Er ist gerannt, als säßen ihm sämtliche Dämonen der Anderen Welt im Nacken, dachte Torak.
Oben auf der Felskuppe bestätigten sich Toraks Befürchtungen. Neben Oslaks Spuren fanden sich andere, viel kleinere. Sie waren kaum zu erkennen, aber Torak entnahm ihnen trotzdem, dass der Betreffende nicht umhergelaufen war, sondern ruhig am Abhang gestanden und zugesehen hatte, wie Oslak in den Tod sprang.
Die Fußabdrücke waren klein wie von einem acht, neun Sommer alten Kind.
Nur dass die Zehen mit Klauen bewehrt waren.

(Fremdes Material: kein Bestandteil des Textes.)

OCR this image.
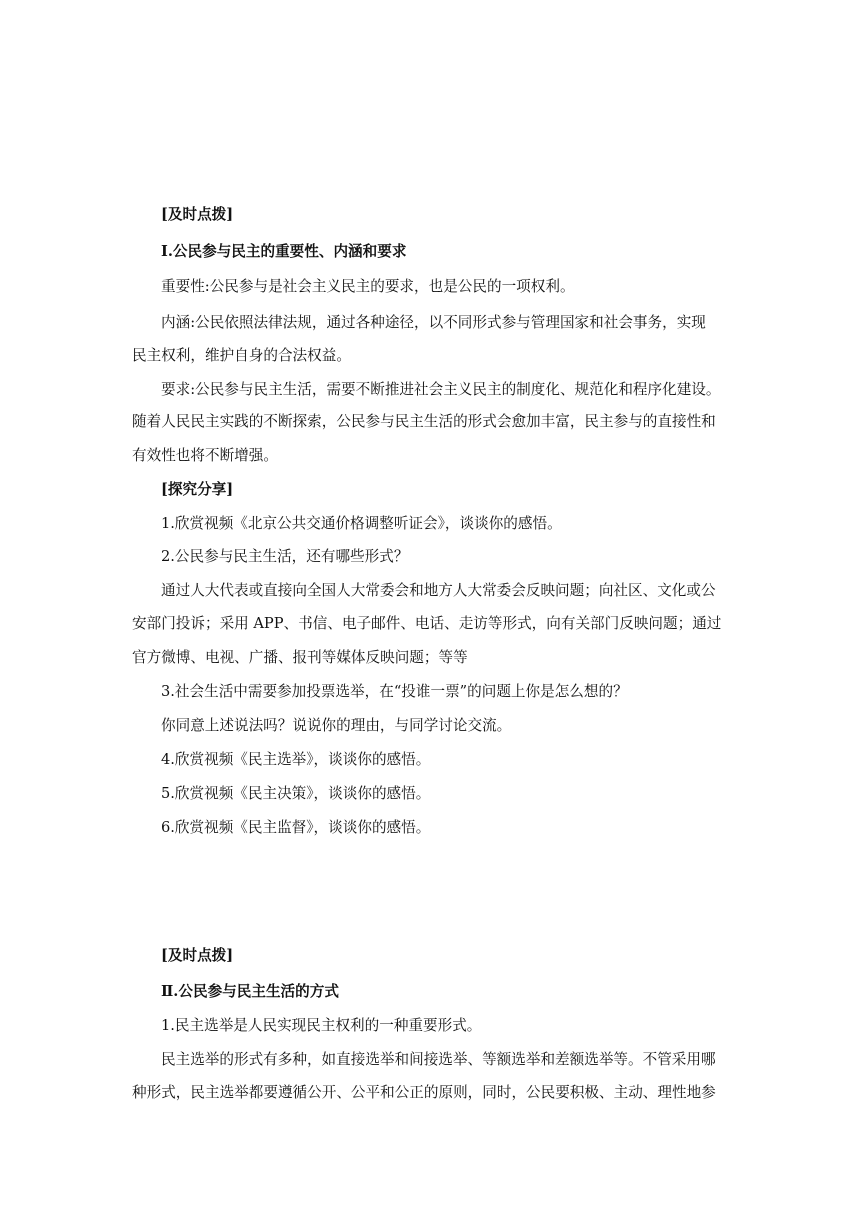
[及时点拨]
Ⅰ.公民参与民主的重要性、内涵和要求
重要性:公民参与是社会主义民主的要求，也是公民的一项权利。
内涵:公民依照法律法规，通过各种途径，以不同形式参与管理国家和社会事务，实现
民主权利，维护自身的合法权益。
要求:公民参与民主生活，需要不断推进社会主义民主的制度化、规范化和程序化建设。
随着人民民主实践的不断探索，公民参与民主生活的形式会愈加丰富，民主参与的直接性和
有效性也将不断增强。
[探究分享]
1.欣赏视频《北京公共交通价格调整听证会》，谈谈你的感悟。
2.公民参与民主生活，还有哪些形式？
通过人大代表或直接向全国人大常委会和地方人大常委会反映问题；向社区、文化或公
安部门投诉；采用 APP、书信、电子邮件、电话、走访等形式，向有关部门反映问题；通过
官方微博、电视、广播、报刊等媒体反映问题；等等
3.社会生活中需要参加投票选举，在“投谁一票”的问题上你是怎么想的？
你同意上述说法吗？说说你的理由，与同学讨论交流。
4.欣赏视频《民主选举》，谈谈你的感悟。
5.欣赏视频《民主决策》，谈谈你的感悟。
6.欣赏视频《民主监督》，谈谈你的感悟。
[及时点拨]
Ⅱ.公民参与民主生活的方式
1.民主选举是人民实现民主权利的一种重要形式。
民主选举的形式有多种，如直接选举和间接选举、等额选举和差额选举等。不管采用哪
种形式，民主选举都要遵循公开、公平和公正的原则，同时，公民要积极、主动、理性地参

Als Torak wieder ins Lager kam, wollte der Trauerzug eben aufbrechen. Am Langfeuer zerstieß Renn Erdblut für die Bestattungszeremonie.
Sie hatte sich das Gesicht mit Lehm beschmiert, wie es die Raben bei Todesfällen zu tun pflegten, aber die graue Kruste war von Tränenspuren durchzogen. Torak hatte Renn noch nie weinen sehen. Als er näher kam, blinzelte sie heftig.